Besucher betreten durch ein Tor die Festungsanlage Dömitz. © picture-alliance / ZB Foto: Jens Büttner
Das Kommandantenhaus ist wegen statischer Probleme für Besucher gesperrt. (Archivbild)

Zweieinhalb Jahre nach der Sperrung des Kommandantenhauses der Festung Dömitz hofft die Stadt noch immer auf Hilfe des Landes. Es geht um mindestens 16 Millionen Euro - allein für die Sicherung, die Restaurierung und den Umbau des bedeutenden Gebäudes.

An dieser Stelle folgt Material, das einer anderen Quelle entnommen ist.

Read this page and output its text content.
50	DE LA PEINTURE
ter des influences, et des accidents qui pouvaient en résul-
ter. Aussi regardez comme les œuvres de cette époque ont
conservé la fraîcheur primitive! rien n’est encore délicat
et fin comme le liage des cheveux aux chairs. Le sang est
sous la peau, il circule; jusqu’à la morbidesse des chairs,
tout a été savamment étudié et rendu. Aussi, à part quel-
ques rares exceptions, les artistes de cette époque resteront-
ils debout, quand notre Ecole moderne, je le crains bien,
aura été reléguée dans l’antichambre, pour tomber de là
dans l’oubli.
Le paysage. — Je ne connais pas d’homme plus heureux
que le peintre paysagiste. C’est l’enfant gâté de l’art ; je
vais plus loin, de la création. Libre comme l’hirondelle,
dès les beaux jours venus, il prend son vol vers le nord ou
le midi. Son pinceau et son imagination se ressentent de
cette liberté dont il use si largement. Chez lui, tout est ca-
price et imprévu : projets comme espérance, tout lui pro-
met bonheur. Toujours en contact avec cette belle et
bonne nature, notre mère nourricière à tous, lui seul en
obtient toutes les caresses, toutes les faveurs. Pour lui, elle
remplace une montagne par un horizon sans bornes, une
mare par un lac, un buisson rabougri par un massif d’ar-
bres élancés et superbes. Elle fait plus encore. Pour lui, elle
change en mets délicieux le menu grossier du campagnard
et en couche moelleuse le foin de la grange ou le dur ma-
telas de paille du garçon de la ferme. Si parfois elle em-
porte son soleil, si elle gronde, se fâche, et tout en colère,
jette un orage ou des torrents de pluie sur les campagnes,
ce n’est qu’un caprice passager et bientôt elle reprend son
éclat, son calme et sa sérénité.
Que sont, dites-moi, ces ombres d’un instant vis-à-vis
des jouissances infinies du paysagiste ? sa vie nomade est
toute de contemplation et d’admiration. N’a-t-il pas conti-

Stadt will Zuständigkeit an Land übergeben

Nach wie vor ist unklar, wer die dringend nötigen Sanierungsarbeiten bezahlt. Das wurde am Montagabend im zuständigen Ausschuss der Stadtvertretung deutlich. Ebenfalls in der Diskussion ist die Frage, wer künftig die laufenden Kosten der Festung Dömitz trägt. Wenn es nach den Stadtpolitikern geht, soll das Land zahlen. Die Stadt sieht sich finanziell überfordert.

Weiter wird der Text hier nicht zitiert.